Gleich nach Neujahr haben uns Barbaras Eltern ein zweites Mal in Stockholm besucht. Nachdem das Vasa-Museum im vergangenen Winter aufgrund der Covid-Bestimmungen geschlossen war, war ein Besuch des imposanten Schlachtschiffs diesmal Fixpunkt. Ansonsten haben wir uns wenig Gedanken zu Aktivitäten gemacht, da mit den beiden Mäusen spielen klar im Vordergrund steht.

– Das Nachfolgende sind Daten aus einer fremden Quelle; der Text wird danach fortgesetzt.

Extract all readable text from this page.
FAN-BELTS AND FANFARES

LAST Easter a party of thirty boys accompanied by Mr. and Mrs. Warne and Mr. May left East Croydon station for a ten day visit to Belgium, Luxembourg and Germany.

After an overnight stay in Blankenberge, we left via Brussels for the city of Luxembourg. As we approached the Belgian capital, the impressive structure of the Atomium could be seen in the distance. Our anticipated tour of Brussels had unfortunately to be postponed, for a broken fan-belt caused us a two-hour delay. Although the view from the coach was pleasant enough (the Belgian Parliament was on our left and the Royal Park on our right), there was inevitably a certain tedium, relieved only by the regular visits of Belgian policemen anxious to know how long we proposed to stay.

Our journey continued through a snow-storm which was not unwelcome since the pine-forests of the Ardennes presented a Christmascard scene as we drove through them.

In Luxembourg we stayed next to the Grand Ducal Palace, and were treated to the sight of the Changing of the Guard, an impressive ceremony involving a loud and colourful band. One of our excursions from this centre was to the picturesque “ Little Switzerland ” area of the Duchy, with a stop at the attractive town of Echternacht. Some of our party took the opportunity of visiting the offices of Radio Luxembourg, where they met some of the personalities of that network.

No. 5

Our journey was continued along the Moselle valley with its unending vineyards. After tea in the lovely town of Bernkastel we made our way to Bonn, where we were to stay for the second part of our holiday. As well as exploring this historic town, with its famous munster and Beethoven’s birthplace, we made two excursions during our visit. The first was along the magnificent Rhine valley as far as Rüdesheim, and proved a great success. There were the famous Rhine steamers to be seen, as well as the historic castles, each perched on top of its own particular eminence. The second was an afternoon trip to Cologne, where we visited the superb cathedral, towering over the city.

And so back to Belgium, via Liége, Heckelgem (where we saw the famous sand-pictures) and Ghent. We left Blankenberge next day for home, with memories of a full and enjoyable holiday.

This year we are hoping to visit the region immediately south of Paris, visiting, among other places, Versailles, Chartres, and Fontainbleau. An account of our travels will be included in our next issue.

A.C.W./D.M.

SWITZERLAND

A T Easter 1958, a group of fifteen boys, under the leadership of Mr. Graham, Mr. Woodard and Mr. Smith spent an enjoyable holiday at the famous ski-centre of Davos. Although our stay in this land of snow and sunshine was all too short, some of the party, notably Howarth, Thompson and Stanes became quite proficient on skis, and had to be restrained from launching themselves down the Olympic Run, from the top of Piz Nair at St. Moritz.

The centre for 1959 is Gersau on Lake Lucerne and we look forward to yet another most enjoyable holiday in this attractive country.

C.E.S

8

Vormittag: Strahlend sonnig
Die ersten Tage sind wir dementsprechend (sehr zu Johannas Freude) vor allem mit durch die Wohnung toben und die-beliebtesten-Spielplätze-abklappern beschäftigt gewesen. Mitte der Woche ging es dann aber doch in die Stadt. Auf Djurgården besuchen wir das Freilichtmuseum Skansen, das älteste seiner Art weltweit. Unser Standard-Programm: Tiere schauen, Hölzer sammeln, schwedisches Tunnbröd essen und natürlich Kanelbulle für die Fika daheim mitnehmen.






Nachmittag: trüb und grau
Gleicher Tag, später Nachmittag: wir holen Thomas von der Arbeit ab und machen uns wieder auf den Weg Richtung Djurgården. Das Vasa-Museum hat mittwochs bis 20 Uhr geöffnet und das nutzen wir. Am Himmel hat es inzwischen zugezogen, aber dem schenken wir vorerst wenig Beachtung, da es ja ohnehin längst finster ist. Stattdessen staunen wir gemeinsam über das riesige Schlachtschiff, das im Jahr 1628 nur wenige Meter vom Museum entfernt gesunken ist. Auch wenn wir das Schiff inzwischen schon ein paar Mal gesehen haben, ist es doch immer wieder beeindruckend.





Abend: weiße Pracht
Nach dem Museumsbesuch wundern wir uns nicht schlecht: Draußen hat es angefangen zu schneien und dicke Flocken haben Stockholm in kurzer Zeit in weiße Watte gepackt. Auf Djurgården ist es vollkommen ruhig, nur wenige Leute sind unterwegs. Wir beschließen, uns nicht direkt auf den Heimweg zu machen, sondern noch ein kleines Stück am Wasser spazieren zu gehen. Die Stimmung ist fantastisch! Die Fotos (wir hatten wie immer nur unsere Handys dabei) werden dem romantischen Moment nicht gerecht. Nur widerwillig steigen wir in die Straßenbahn heimwärts. Da wussten wir ja noch nicht, dass uns am nächsten Tag Marholmen mit einer ebenso fantastischen Atmosphäre erwartet.